Use this scenario if you want to update the mobile app certificates of your mobile device.

Note: Make sure your browser settings are correct. Supported only with Chrome version 88 and above, or Edge version 88 and above.
Important: In order to issue and update devices on the User Portal, you need to download the ActivID CMS browser extension as well as the ActivID CMS Client. You can do this using links provided directly on the User Portal’s Welcome page. For details, see About Using Google Chrome or Microsoft Edge Browsers with the User Portal.

  1. Insert the device into the reader and connect to the ActivID CMS User Portal. To connect to the ActivID CMS User Portal, follow steps 1 to 3 in Self-Issuing a Device.

    2. Note: If you have a virtual smart card installed, it is considered as a physical smart card that is always inserted.

  2. Enter the device PIN, and then click Continue. Upon successful FIPS-196 authentication, the Optional Actions page appears.

  3. Select I would like to update my mobile device and click Continue. The Updating Your Mobile Device page appears:

    Note: The I would like to update my mobile device option is only available when there is an applications update pending for the mobile app certificates of this device.

  4. Click Continue. A page appears with a QR code:

  5. Scan the QR code with your mobile device. The update process occurs on the device itself: click on the link displayed and follow the required steps to install the update. Once the update process is completed, the mobile device is ready to use.

  6. If the update process was successful, click Done to return to the Optional Actions page. Otherwise, click Report incident… (for details, see the steps described for reporting an incident in Issuing Credentials (Mobile App Certificates) on a Mobile Device).

    Note: If the update process is not completed, the user cannot use the mobile device and must begin the mobile update process again. On the server side, the mobile device state is set to INVALID-FAILED.

  7. (Optional) Click the I prefer to enter a URL in my mobile device web browser... link.
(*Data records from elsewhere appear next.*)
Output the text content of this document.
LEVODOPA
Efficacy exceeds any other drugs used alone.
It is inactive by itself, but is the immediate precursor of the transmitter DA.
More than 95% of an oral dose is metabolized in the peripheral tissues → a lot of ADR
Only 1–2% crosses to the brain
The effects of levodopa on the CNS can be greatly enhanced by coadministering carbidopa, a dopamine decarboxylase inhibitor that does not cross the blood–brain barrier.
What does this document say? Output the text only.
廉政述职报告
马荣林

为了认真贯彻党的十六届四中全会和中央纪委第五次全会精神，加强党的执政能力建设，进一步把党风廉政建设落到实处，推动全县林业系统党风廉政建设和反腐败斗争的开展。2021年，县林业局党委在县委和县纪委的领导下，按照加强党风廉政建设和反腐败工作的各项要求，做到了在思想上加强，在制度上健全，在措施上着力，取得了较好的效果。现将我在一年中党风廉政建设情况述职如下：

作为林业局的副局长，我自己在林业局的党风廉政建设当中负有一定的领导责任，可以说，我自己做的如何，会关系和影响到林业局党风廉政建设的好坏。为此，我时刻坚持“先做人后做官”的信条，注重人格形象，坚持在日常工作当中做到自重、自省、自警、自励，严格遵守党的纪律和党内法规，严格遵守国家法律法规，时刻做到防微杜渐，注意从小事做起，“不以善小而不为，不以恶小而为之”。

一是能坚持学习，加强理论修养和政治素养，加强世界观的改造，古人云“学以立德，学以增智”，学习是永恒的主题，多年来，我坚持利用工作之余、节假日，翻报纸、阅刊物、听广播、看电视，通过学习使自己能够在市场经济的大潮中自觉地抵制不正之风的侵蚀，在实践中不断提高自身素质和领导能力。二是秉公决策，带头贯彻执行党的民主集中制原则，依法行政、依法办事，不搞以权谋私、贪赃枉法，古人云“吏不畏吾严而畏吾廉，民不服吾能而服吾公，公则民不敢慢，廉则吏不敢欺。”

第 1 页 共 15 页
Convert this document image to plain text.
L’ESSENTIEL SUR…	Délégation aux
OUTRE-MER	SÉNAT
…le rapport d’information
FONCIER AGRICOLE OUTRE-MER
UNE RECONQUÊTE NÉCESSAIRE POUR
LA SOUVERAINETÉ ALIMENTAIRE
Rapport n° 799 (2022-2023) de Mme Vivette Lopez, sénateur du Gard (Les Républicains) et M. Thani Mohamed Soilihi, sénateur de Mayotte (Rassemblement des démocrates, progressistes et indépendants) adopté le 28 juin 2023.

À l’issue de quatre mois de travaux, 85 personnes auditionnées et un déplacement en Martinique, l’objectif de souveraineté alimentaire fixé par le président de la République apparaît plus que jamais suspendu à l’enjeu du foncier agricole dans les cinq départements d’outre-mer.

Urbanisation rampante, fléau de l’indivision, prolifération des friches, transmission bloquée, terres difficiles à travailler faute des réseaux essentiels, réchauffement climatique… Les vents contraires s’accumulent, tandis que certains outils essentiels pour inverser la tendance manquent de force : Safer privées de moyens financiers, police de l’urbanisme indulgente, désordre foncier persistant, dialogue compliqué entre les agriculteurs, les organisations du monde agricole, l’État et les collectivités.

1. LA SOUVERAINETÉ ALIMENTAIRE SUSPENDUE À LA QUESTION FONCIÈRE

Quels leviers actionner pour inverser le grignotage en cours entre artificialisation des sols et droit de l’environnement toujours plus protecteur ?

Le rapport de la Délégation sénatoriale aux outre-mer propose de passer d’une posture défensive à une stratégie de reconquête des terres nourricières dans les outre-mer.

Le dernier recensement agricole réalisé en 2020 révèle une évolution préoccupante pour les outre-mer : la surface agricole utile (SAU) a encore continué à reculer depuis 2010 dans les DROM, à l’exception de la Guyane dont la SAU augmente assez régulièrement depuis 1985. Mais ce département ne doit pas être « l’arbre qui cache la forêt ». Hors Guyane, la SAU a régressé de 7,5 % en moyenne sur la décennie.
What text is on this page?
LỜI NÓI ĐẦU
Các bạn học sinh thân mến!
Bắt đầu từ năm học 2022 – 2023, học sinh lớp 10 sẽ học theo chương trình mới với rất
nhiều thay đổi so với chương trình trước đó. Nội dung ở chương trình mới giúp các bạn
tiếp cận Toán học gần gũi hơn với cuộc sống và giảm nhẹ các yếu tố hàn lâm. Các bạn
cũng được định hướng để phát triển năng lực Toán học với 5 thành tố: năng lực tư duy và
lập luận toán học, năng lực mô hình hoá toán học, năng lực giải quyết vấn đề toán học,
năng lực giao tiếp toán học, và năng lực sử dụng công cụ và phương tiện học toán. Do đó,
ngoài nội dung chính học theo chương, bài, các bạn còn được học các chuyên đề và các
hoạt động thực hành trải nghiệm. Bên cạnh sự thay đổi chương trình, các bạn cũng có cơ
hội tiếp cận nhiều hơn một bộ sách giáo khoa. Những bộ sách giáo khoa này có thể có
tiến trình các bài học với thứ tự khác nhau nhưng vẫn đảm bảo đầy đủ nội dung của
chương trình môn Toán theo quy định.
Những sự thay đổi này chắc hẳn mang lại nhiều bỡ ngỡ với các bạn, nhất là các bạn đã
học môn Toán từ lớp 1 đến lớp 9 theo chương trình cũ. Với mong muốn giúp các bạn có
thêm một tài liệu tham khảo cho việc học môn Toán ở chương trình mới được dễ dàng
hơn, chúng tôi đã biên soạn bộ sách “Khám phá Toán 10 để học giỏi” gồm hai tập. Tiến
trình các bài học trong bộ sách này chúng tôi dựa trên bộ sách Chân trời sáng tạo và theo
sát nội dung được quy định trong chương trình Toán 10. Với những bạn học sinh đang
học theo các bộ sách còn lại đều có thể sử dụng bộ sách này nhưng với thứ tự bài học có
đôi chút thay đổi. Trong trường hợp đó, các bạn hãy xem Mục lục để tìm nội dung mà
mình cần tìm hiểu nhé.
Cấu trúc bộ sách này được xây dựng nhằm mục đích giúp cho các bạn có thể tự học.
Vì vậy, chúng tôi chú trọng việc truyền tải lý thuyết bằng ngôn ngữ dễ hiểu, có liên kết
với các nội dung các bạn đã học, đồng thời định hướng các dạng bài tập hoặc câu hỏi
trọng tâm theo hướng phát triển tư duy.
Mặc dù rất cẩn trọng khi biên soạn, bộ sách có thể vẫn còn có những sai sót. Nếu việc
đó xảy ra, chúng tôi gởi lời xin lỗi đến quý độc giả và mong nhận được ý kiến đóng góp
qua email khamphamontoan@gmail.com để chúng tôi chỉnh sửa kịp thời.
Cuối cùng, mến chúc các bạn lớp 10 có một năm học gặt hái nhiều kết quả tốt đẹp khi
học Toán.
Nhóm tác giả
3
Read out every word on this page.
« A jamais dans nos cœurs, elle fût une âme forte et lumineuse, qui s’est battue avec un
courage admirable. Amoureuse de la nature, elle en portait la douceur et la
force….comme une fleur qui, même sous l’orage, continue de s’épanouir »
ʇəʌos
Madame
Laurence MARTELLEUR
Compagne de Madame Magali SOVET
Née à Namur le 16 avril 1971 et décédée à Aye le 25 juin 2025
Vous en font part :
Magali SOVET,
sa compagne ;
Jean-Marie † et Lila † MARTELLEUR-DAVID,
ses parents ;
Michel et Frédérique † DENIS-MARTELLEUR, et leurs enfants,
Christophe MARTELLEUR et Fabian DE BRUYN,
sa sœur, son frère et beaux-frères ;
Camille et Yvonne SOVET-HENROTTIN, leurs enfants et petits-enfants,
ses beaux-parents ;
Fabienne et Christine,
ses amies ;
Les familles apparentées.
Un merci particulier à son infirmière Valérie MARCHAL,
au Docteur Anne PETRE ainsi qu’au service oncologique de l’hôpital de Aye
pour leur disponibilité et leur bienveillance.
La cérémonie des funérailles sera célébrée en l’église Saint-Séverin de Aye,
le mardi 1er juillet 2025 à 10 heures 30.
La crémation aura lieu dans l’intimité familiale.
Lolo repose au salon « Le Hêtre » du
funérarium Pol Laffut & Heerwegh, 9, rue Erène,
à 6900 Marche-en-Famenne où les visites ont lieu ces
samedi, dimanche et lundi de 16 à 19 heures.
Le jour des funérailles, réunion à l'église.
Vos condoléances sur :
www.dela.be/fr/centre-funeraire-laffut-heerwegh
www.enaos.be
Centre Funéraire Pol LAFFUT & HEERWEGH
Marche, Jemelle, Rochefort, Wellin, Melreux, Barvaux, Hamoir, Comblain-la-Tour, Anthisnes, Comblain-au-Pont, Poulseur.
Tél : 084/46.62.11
A page appears with a URL in plain text.

  8. Enter the URL in a Web browser on the mobile device to run the update process. Once the process is completed, the mobile device is ready to use.

  9. Click Done to return to the Optional Actions page.

ActivID CMS User Portal for Card Auto-Update is a web-based application launched by ActivID ActivClient. This application supports the same environments as the ActivID CMS User Portal, and can also handle multiple cards inserted into multiple card readers.

This feature offers a subset of the ActivID CMS User Portal functionality. It automatically executes pending card update requests (from ActivID CMS) when a user inserts his/her card and logs in. (ActivID ActivClient detects the pending requests.) The auto-update service applies to initial card issuance requests, card re-issuance requests, and card applications updates. ActivID CMS User Portal for Card Auto-Update also enables the unlocking of a card.

You can use the auto-update service to:

  • Enroll a card (and personalize the card with the user information and credentials),

  • Get updates for a card, and

  • Unlock a card (for example, if you exceeded the number of incorrect PINs attempts that caused the card to be locked).

When ActivID ActivClient determines that updates are ready for the card, an automatic alert message that displays this information is triggered.

Click Start to install the updates. The process of automatically updating a card takes between one to five minutes. Make sure that the smart card remains connected until the process has been completed and that network connectivity is maintained.